In her statement, Ms Lombardo said: “Our health and safety measures, guided by medical expertise and occupational safety, have been comprehensive.”

Rental car prices have skyrocketed as travel resumes.
Credit…Scott McIntyre for The New York Times

the Federal Trade Commission warns travelers of schemes that trick them into booking bogus car rental bookings through bogus customer service numbers and bogus websites, Ann Carrns reports for The New York Times.

Rental cars have become scarce and prices have gone up. This can make customers vulnerable to bogus offers that appear to deliver the car not only they want, but at a seemingly more reasonable price, said Emily Wu, a lawyer in the Consumer and Business Education division of the Federal Trade Commission.

The streak can begin when a buyer searches online for a broad term such as “cheap rental cars,” said Amy Nofziger, director of victim support for the AARP Fraud Watch Network.

  • They call the number that appears in the search, thinking it belongs to a legitimate rental company.

  • The bogus rental company will usually insist that the caller book by paying with a gift card or prepaid debit card, saying there is a special promotion or discount associated with the card.

  • Once the caller buys a card and passes their PIN to the bogus agency, the criminal can quickly convert the card to cash, and the consumer is left with no money or a car.

“A website that requires payment or requests the purchase of a gift card, and provides the card number and PIN, should set off an alarm,” said Lisa Martini, spokesperson for Enterprise Holdings, which includes the Enterprise, Alamo and National brands.

Shell executives say they want to put their chips on technologies and businesses that can evolve into key cogs in the emerging cleaner energy system, like batteries.
Credit…Andrew Testa for The New York Times

Ben van Beurden, CEO of Royal Dutch Shell, talks about the need to reduce emissions since 2017. In the opinion of some, however, Shell has dragged its feet.

The company’s investments in clean energy since 2016 have totaled $ 3.2 billion, Stanley Reed reports for The New York Times, as it has spent around $ 84 billion on exploration and development. oil and gas development, according to estimates from Bernstein, a research firm.

“You can’t pretend you’re in transition when you invest” such a small percentage of capital in new businesses, said Mark van Baal, founder of Follow This, a Dutch activist investor group.

All major oil companies, especially in Europe, share a similar dilemma.
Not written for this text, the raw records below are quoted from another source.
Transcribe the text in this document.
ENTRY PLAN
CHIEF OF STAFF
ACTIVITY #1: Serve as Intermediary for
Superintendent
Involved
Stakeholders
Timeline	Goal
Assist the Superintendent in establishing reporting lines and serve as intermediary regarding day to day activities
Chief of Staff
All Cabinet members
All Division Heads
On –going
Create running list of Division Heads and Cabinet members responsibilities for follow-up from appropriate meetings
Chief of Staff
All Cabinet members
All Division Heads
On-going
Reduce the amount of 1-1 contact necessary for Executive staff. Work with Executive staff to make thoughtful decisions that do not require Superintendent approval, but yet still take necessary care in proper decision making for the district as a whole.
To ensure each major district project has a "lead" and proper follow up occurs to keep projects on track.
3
Their leaders see that demand for petroleum products is likely to wane over time and that their industry faces growing disapproval, especially in Europe, because of its role in climate change. Shell is responsible for around 3% of global emissions, mainly from gasoline and other products burned by its customers.

Yet Shell and other companies still derive almost all of their profits from fossil fuels, and they are understandably reluctant to divest most of their vast oil, gas and petrochemical assets, especially when oil consumption is expected to continue for years.

Shell appears to be playing a longer and more cautious game than some competitors, such as BP, which invest money in renewable energy projects. Shell executives appear to be skeptical of the profit potential of building and operating renewable power generation assets, such as wind farms.

Shell executives say they want to put their chips on the technologies and companies that could become key cogs in the cleaner energy system that is emerging. They not only want to produce clean energy, but also make money by supplying it to companies like Amazon and retail customers through large, bespoke contracts, or electric vehicle plug-in points or utilities that Shell owns. The number of investments will increase, they say, to $ 3 billion per year out of a total of about $ 20 billion in annual capital spending.

“We are thinking about the future; where is the future going? said Elisabeth Brinton, Shell Executive Vice President for Renewable Energy and Energy Solutions.